Ciò consentirebbe alle famiglie un alleggerimento dell’onere economico sostenuto per l’istruzione dei figli in attesa di una soluzione definitiva.
Non si capisce perché le spese sanitarie sono
detraibili e quelle per l’istruzione non lo sono, considerato che
si tratta di servizi pubblici dovuti con pari
dignità da parte dello Stato nei confronti dei cittadini.
D: L’ipotesi più radicale è che a tutti
i genitori venga dato un buono studio, corrispondente a un costo
standard calcolato a livello nazionale, spendibile indifferentemente
nelle scuole statali e in quelle paritarie. Che cosa ne pensa?
R: La vera autonomia delle istituzioni scolastiche e la reale parità troveranno attuazione quando quelle statali e quelle paritarie avranno le medesime prerogative, sia economiche che normative. Questa ipotesi sembra quella più risolutiva, ma trova l’opposizione dei sindacati che hanno nella scuola statale un forte seguito.
A tal proposito è opportuno sottolineare che a tutt’oggi la scuola paritaria, nonostante la legge 62/2000, è considerata ancora un servizio destinato alle famiglie più agiate, quindi “un bene di lusso” da valutare come indice per il redditometro. E questo perché le famiglie che si rivolgono alla scuola paritaria devono pagare due volte: la scuola statale attraverso l’erario e la paritaria con la retta di frequenza.
Si tratta di una situazione abnorme, prettamente italiana, che la Filins intende sottoporre al giudizio della Corte Europea.
D: Nelle ultime settimane si è parlato spesso della costituzione di albi regionali degli insegnanti abilitati, dai quali le istituzioni scolastiche autonome, statali e paritarie, possano attingere direttamente, scegliendo, senza rigidi vincoli, i docenti migliori. Rispetto all’obiettivo di qualificare l’offerta formativa delle scuole, quali elementi positivi o negativi ritiene che abbia la proposta? Inoltre, nelle settimane scorse è stata avanzata la proposta di definire graduatorie regionali che, rispetto a quelle attuali, dovrebbero introdurre nuovi requisiti finalizzati ad assicurare maggiore stabilità dei docenti. La maggiore rigidità che conseguirebbe dalla proposta può assicurare maggiore qualità al servizio? Se sì, sarebbe opportuno che venisse estesa anche alle scuole paritarie?
R: La Filins sostiene che i docenti debbano essere considerati non impiegati, ma professionisti dell’insegnamento: di conseguenza ogni graduatoria (che sia provinciale o regionale) basata sul punteggio, acquisito per anzianità di servizio e titoli, è del tutto deleteria.
Ogni scuola statale dovrebbe poter scegliere il personale docente in base ad una valutazione personalizzata e non codificata dall’esterno. Il valore di un docente va verificato sul campo e non sulla carta…

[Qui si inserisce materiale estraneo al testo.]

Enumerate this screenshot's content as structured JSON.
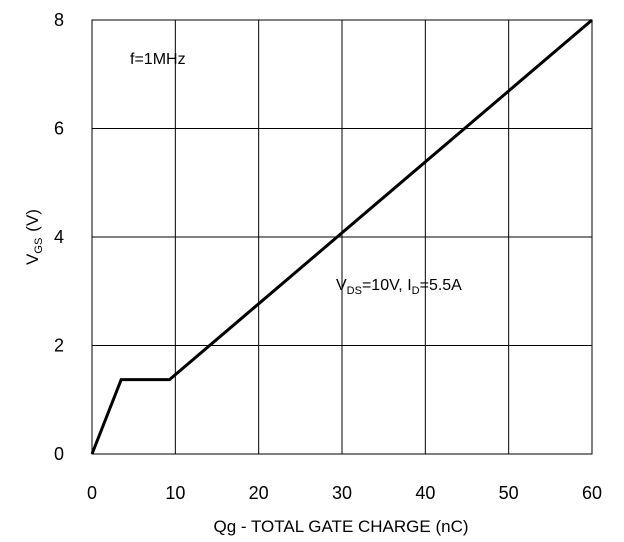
{
  "chart_data": {
    "type": "line",
    "xlabel": "Qg -  TOTAL GATE CHARGE (nC)",
    "ylabel": {
      "main": "V",
      "sub": "GS",
      "unit": "(V)"
    },
    "xlim": [
      0,
      60
    ],
    "ylim": [
      0,
      8
    ],
    "x_ticks": [
      0,
      10,
      20,
      30,
      40,
      50,
      60
    ],
    "y_ticks": [
      0,
      2,
      4,
      6,
      8
    ],
    "grid": true,
    "line_color": "#000000",
    "series": [
      {
        "x": [
          0,
          3.5,
          9.3,
          60
        ],
        "y": [
          0,
          1.37,
          1.37,
          8.0
        ]
      }
    ],
    "annotations": {
      "freq": "f=1MHz",
      "conditions": {
        "v": "V",
        "ds_sub": "DS",
        "v_eq": "=10V, I",
        "d_sub": "D",
        "i_eq": "=5.5A"
      }
    }
  }
}
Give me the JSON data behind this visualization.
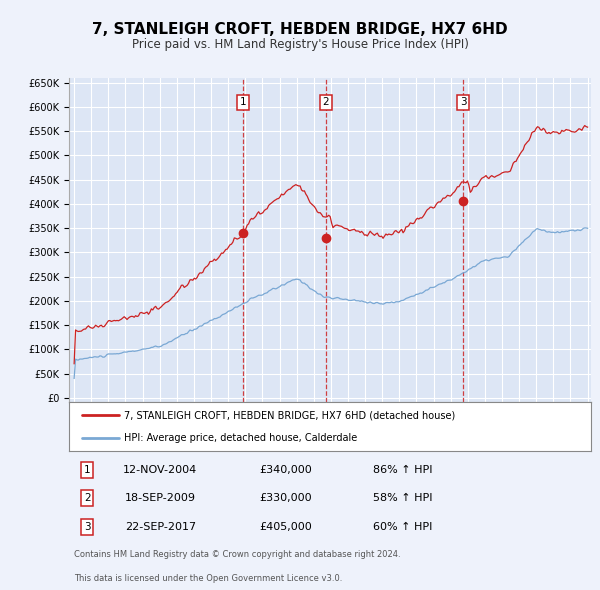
{
  "title": "7, STANLEIGH CROFT, HEBDEN BRIDGE, HX7 6HD",
  "subtitle": "Price paid vs. HM Land Registry's House Price Index (HPI)",
  "xlim_start": 1995,
  "xlim_end": 2025,
  "ylim": [
    0,
    650000
  ],
  "yticks": [
    0,
    50000,
    100000,
    150000,
    200000,
    250000,
    300000,
    350000,
    400000,
    450000,
    500000,
    550000,
    600000,
    650000
  ],
  "ytick_labels": [
    "£0",
    "£50K",
    "£100K",
    "£150K",
    "£200K",
    "£250K",
    "£300K",
    "£350K",
    "£400K",
    "£450K",
    "£500K",
    "£550K",
    "£600K",
    "£650K"
  ],
  "background_color": "#eef2fb",
  "plot_bg_color": "#dde6f5",
  "grid_color": "#ffffff",
  "hpi_line_color": "#7aa8d4",
  "price_line_color": "#cc2222",
  "vline_color": "#cc2222",
  "legend_price_label": "7, STANLEIGH CROFT, HEBDEN BRIDGE, HX7 6HD (detached house)",
  "legend_hpi_label": "HPI: Average price, detached house, Calderdale",
  "transactions": [
    {
      "num": 1,
      "date": "12-NOV-2004",
      "price": 340000,
      "pct": "86%",
      "year": 2004.87
    },
    {
      "num": 2,
      "date": "18-SEP-2009",
      "price": 330000,
      "pct": "58%",
      "year": 2009.71
    },
    {
      "num": 3,
      "date": "22-SEP-2017",
      "price": 405000,
      "pct": "60%",
      "year": 2017.73
    }
  ],
  "footer_line1": "Contains HM Land Registry data © Crown copyright and database right 2024.",
  "footer_line2": "This data is licensed under the Open Government Licence v3.0."
}
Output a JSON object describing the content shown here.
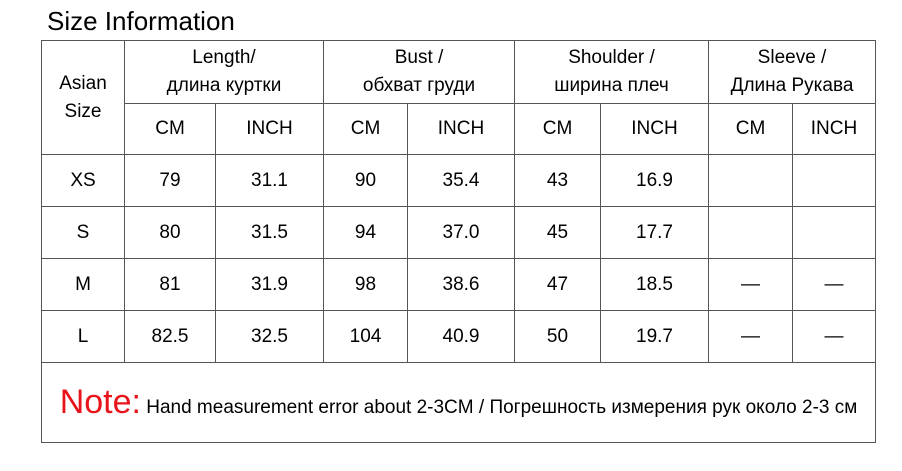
{
  "title": "Size Information",
  "table": {
    "corner": [
      "Asian",
      "Size"
    ],
    "groups": [
      [
        "Length/",
        "длина куртки"
      ],
      [
        "Bust /",
        "обхват груди"
      ],
      [
        "Shoulder /",
        "ширина плеч"
      ],
      [
        "Sleeve /",
        "Длина Рукава"
      ]
    ],
    "units": [
      "CM",
      "INCH",
      "CM",
      "INCH",
      "CM",
      "INCH",
      "CM",
      "INCH"
    ],
    "rows": [
      [
        "XS",
        "79",
        "31.1",
        "90",
        "35.4",
        "43",
        "16.9"
      ],
      [
        "S",
        "80",
        "31.5",
        "94",
        "37.0",
        "45",
        "17.7"
      ],
      [
        "M",
        "81",
        "31.9",
        "98",
        "38.6",
        "47",
        "18.5",
        "—",
        "—"
      ],
      [
        "L",
        "82.5",
        "32.5",
        "104",
        "40.9",
        "50",
        "19.7",
        "—",
        "—"
      ]
    ]
  },
  "note": {
    "label": "Note:",
    "text": "Hand measurement error about 2-3CM / Погрешность измерения рук около 2-3 см"
  }
}
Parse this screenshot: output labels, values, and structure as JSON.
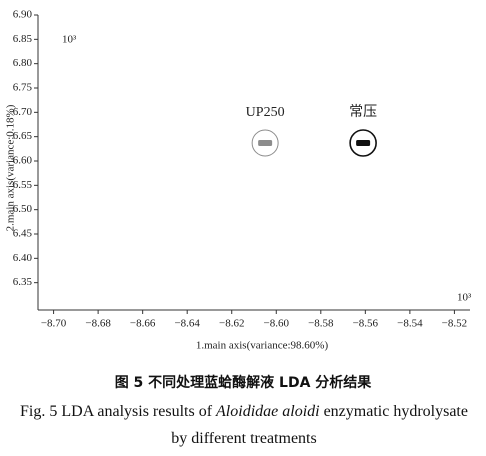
{
  "chart_data": {
    "type": "scatter",
    "xlabel": "1.main axis(variance:98.60%)",
    "ylabel": "2.main axis(variance:0.18%)",
    "x_multiplier": "10³",
    "y_multiplier": "10³",
    "xlim": [
      -8.707,
      -8.513
    ],
    "ylim": [
      6.3,
      6.9
    ],
    "xticks": [
      {
        "value": -8.7,
        "label": "−8.70"
      },
      {
        "value": -8.68,
        "label": "−8.68"
      },
      {
        "value": -8.66,
        "label": "−8.66"
      },
      {
        "value": -8.64,
        "label": "−8.64"
      },
      {
        "value": -8.62,
        "label": "−8.62"
      },
      {
        "value": -8.6,
        "label": "−8.60"
      },
      {
        "value": -8.58,
        "label": "−8.58"
      },
      {
        "value": -8.56,
        "label": "−8.56"
      },
      {
        "value": -8.54,
        "label": "−8.54"
      },
      {
        "value": -8.52,
        "label": "−8.52"
      }
    ],
    "yticks": [
      6.35,
      {
        "value": 6.4,
        "label": "6.40"
      },
      6.45,
      {
        "value": 6.5,
        "label": "6.50"
      },
      6.55,
      {
        "value": 6.6,
        "label": "6.60"
      },
      6.65,
      {
        "value": 6.7,
        "label": "6.70"
      },
      6.75,
      {
        "value": 6.8,
        "label": "6.80"
      },
      6.85,
      {
        "value": 6.9,
        "label": "6.90"
      }
    ],
    "series": [
      {
        "name": "UP250",
        "color": "#8c8c8c",
        "x": [
          -8.605
        ],
        "y": [
          6.637
        ]
      },
      {
        "name": "常压",
        "color": "#111111",
        "x": [
          -8.561
        ],
        "y": [
          6.637
        ]
      }
    ]
  },
  "caption": {
    "cn": "图 5   不同处理蓝蛤酶解液 LDA 分析结果",
    "en_prefix": "Fig. 5 LDA analysis results of",
    "en_species": "Aloididae aloidi",
    "en_suffix": "enzymatic hydrolysate by different treatments"
  }
}
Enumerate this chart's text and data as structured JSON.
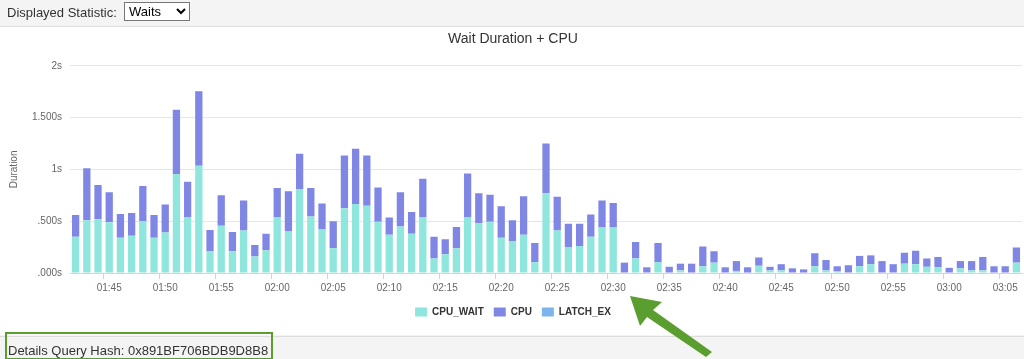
{
  "chart_data": {
    "type": "bar",
    "title": "Wait Duration + CPU",
    "ylabel": "Duration",
    "stacked": true,
    "categories": [
      null,
      null,
      null,
      "01:45",
      null,
      null,
      null,
      null,
      "01:50",
      null,
      null,
      null,
      null,
      "01:55",
      null,
      null,
      null,
      null,
      "02:00",
      null,
      null,
      null,
      null,
      "02:05",
      null,
      null,
      null,
      null,
      "02:10",
      null,
      null,
      null,
      null,
      "02:15",
      null,
      null,
      null,
      null,
      "02:20",
      null,
      null,
      null,
      null,
      "02:25",
      null,
      null,
      null,
      null,
      "02:30",
      null,
      null,
      null,
      null,
      "02:35",
      null,
      null,
      null,
      null,
      "02:40",
      null,
      null,
      null,
      null,
      "02:45",
      null,
      null,
      null,
      null,
      "02:50",
      null,
      null,
      null,
      null,
      "02:55",
      null,
      null,
      null,
      null,
      "03:00",
      null,
      null,
      null,
      null,
      "03:05",
      null
    ],
    "series": [
      {
        "name": "CPU_WAIT",
        "color": "#8ee6dc",
        "values": [
          0.35,
          0.51,
          0.52,
          0.49,
          0.34,
          0.36,
          0.5,
          0.34,
          0.39,
          0.955,
          0.54,
          1.035,
          0.21,
          0.455,
          0.21,
          0.41,
          0.16,
          0.22,
          0.54,
          0.405,
          0.81,
          0.545,
          0.42,
          0.24,
          0.625,
          0.665,
          0.65,
          0.495,
          0.37,
          0.45,
          0.38,
          0.54,
          0.14,
          0.18,
          0.24,
          0.535,
          0.48,
          0.495,
          0.34,
          0.31,
          0.37,
          0.105,
          0.77,
          0.41,
          0.25,
          0.26,
          0.35,
          0.44,
          0.44,
          0,
          0.14,
          0,
          0.105,
          0,
          0.025,
          0,
          0.065,
          0.1,
          0,
          0.02,
          0,
          0.07,
          0.025,
          0.025,
          0,
          0,
          0.065,
          0.025,
          0.015,
          0,
          0.065,
          0.085,
          0,
          0,
          0.09,
          0.085,
          0.06,
          0.055,
          0,
          0.045,
          0.025,
          0.025,
          0,
          0,
          0.1
        ]
      },
      {
        "name": "CPU",
        "color": "#7f86e4",
        "values": [
          0.21,
          0.5,
          0.33,
          0.29,
          0.23,
          0.22,
          0.34,
          0.22,
          0.27,
          0.62,
          0.34,
          0.72,
          0.205,
          0.295,
          0.185,
          0.29,
          0.11,
          0.16,
          0.28,
          0.385,
          0.34,
          0.275,
          0.25,
          0.26,
          0.51,
          0.535,
          0.485,
          0.33,
          0.165,
          0.33,
          0.21,
          0.37,
          0.21,
          0.145,
          0.205,
          0.425,
          0.29,
          0.26,
          0.305,
          0.2,
          0.37,
          0.185,
          0.48,
          0.325,
          0.225,
          0.215,
          0.215,
          0.26,
          0.235,
          0.1,
          0.16,
          0.055,
          0.185,
          0.06,
          0.065,
          0.09,
          0.19,
          0.11,
          0.055,
          0.095,
          0.055,
          0.08,
          0.035,
          0.06,
          0.045,
          0.035,
          0.125,
          0.1,
          0.05,
          0.075,
          0.1,
          0.085,
          0.115,
          0.085,
          0.105,
          0.13,
          0.08,
          0.1,
          0.05,
          0.07,
          0.09,
          0.13,
          0.065,
          0.065,
          0.145
        ]
      },
      {
        "name": "LATCH_EX",
        "color": "#7cb5ec",
        "values": [
          0,
          0,
          0,
          0,
          0,
          0,
          0,
          0,
          0,
          0,
          0,
          0,
          0,
          0,
          0,
          0,
          0,
          0,
          0,
          0,
          0,
          0,
          0,
          0,
          0,
          0,
          0,
          0,
          0,
          0,
          0,
          0,
          0,
          0,
          0,
          0,
          0,
          0,
          0,
          0,
          0,
          0,
          0,
          0,
          0,
          0,
          0,
          0,
          0,
          0,
          0,
          0,
          0,
          0,
          0,
          0,
          0,
          0,
          0,
          0,
          0,
          0,
          0,
          0,
          0,
          0,
          0,
          0,
          0,
          0,
          0,
          0,
          0,
          0,
          0,
          0,
          0,
          0,
          0,
          0,
          0,
          0,
          0,
          0,
          0
        ]
      }
    ],
    "ylim": [
      0,
      2
    ],
    "yticks": [
      {
        "value": 0,
        "label": ".000s"
      },
      {
        "value": 0.5,
        "label": ".500s"
      },
      {
        "value": 1,
        "label": "1s"
      },
      {
        "value": 1.5,
        "label": "1.500s"
      },
      {
        "value": 2,
        "label": "2s"
      }
    ],
    "grid": "y",
    "legend": "bottom",
    "annotations": [
      "Displayed Statistic:",
      "Waits",
      "Details Query Hash: 0x891BF706BDB9D8B8"
    ]
  }
}
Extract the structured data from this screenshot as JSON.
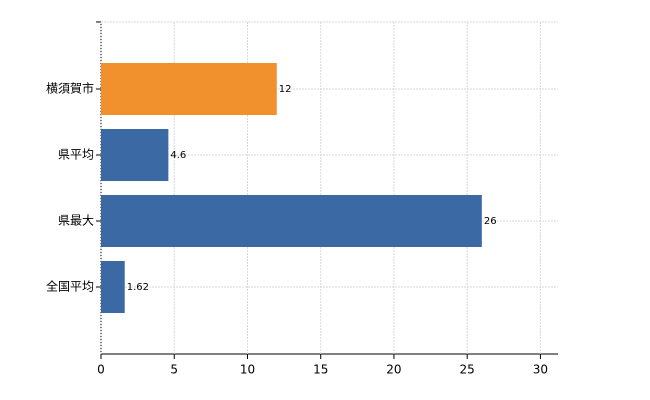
{
  "chart_data": {
    "type": "barh",
    "categories": [
      "横須賀市",
      "県平均",
      "県最大",
      "全国平均"
    ],
    "values": [
      12,
      4.6,
      26,
      1.62
    ],
    "colors": [
      "#f0912e",
      "#3a69a3",
      "#3a69a3",
      "#3a69a3"
    ],
    "xlim": [
      0,
      31.2
    ],
    "xticks": [
      0,
      5,
      10,
      15,
      20,
      25,
      30
    ],
    "grid": true
  }
}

Ma, anche in questo caso, ci sono i sindacati che si oppongono per ovvie ragioni: non vogliono perdere la loro influenza ed il loro potere “politico”.
La scuola paritaria ha il vantaggio, rispetto alla scuola statale, di poter assegnare i vari insegnamenti a docenti scelti liberamente, purché abbiano i prescritti requisiti.